В местных церквях священники поступали так же, как всегда, когда сталкивались с необъяснимой, жестокой человеческой трагедией. Они говорили верующим, что эпидемия была благословением Бога, «лучезарным светом вечности в недрах любого страдания. Он, этот свет, есть проявление Божественной воли, которая без устали претворяет зло в добро»[453]. Но на зимних улицах происходило совсем другое превращение. Пока чума носилась по городу, сопровождаемая хрюканьем «мерзких свиней и рычанием собак», в Авиньоне все чаще становились слышны крики преследуемых евреев, треск уличных костров и резкий, отрывистый звук кашля, вырывавшегося из пораженных болезнью легких. Жители быстро поняли, что неконтролируемый кашель – это симптом легочной чумы. Он был словно кровавое, судорожное клеймо, которое заставляло людей буквально бросаться на стены или сгибаться пополам на улицах. Кашель оставлял на подбородках и рубашках кровавую слизь и порождал в легких дребезжащий звук, который звучал так, будто тяжелую железную цепь тащили по брусчатке. В апреле, всего через несколько месяцев после появления Y. Pestis в городе, Хейлиген писал: «Было обнаружено, что у всех внезапно умерших были поражены легкие, и они кашляли кровью. И эта форма болезни самая опасная; иными словами, самая заразная»[454].

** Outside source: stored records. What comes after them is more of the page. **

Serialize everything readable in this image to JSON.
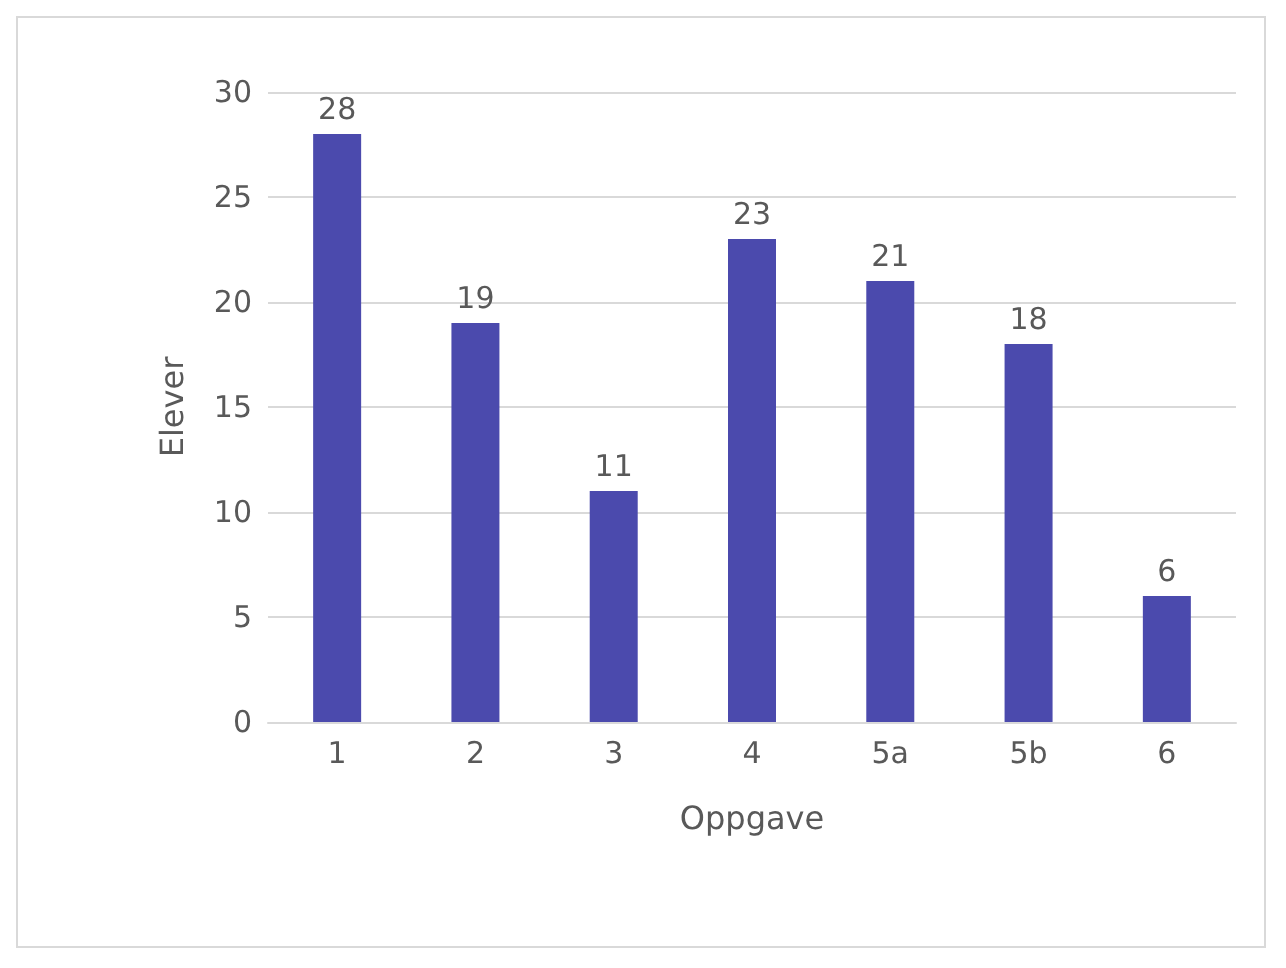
{
  "chart_data": {
    "type": "bar",
    "xlabel": "Oppgave",
    "ylabel": "Elever",
    "categories": [
      "1",
      "2",
      "3",
      "4",
      "5a",
      "5b",
      "6"
    ],
    "values": [
      28,
      19,
      11,
      23,
      21,
      18,
      6
    ],
    "color": "#4b4aad",
    "ylim": [
      0,
      30
    ],
    "yticks": [
      0,
      5,
      10,
      15,
      20,
      25,
      30
    ],
    "grid": "y",
    "data_labels": true
  }
}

В Авиньоне, как и по всей Европе, чума вскрыла всю сложность человеческих отношений. Как и везде, были случаи, когда больных людей бросали умирать, «не проявляя к ним ни заботы, ни жалости, ни милосердия». «Священники не присутствовали на их исповеди, не совершали подобающих в таких случаях таинств. Каждый, кто еще не успел заболеть, думал только о себе», – сетовал Хейлиген. Были и новые тревожные случаи нападений на евреев. «Каких-то несчастных людей обвинили в отравлении колодцев, – писал музыкант своим фламандским друзьям. – Многих сожгли за это на костре и продолжают сжигать ежедневно»[455]. Однако в Авиньоне были и свои герои. Монахи и братья муниципального приюта Ла Пиньот проявили самоотверженную преданность – кормили голодных и ухаживали за больными, протирали мокнущие гнойники, прижигали болезненные бубоны, бинтовали потрескавшиеся, гангренозные стопы, мыли залитые кровью полы. Но увы, во времена эпидемий почти ни одно доброе дело не остается безнаказанным. Больные и умирающие с заразной легочной формой чумы, стекавшиеся в Ла Пиньот, превратили приют в смертельную ловушку. «В то время как в Ла Пиньот обычно уходит 64 меры зерна в день, причем из одной меры получается 500 буханок хлеба, – отмечает Хейлиген, – теперь требуется не более одной меры в день, а иногда и половина».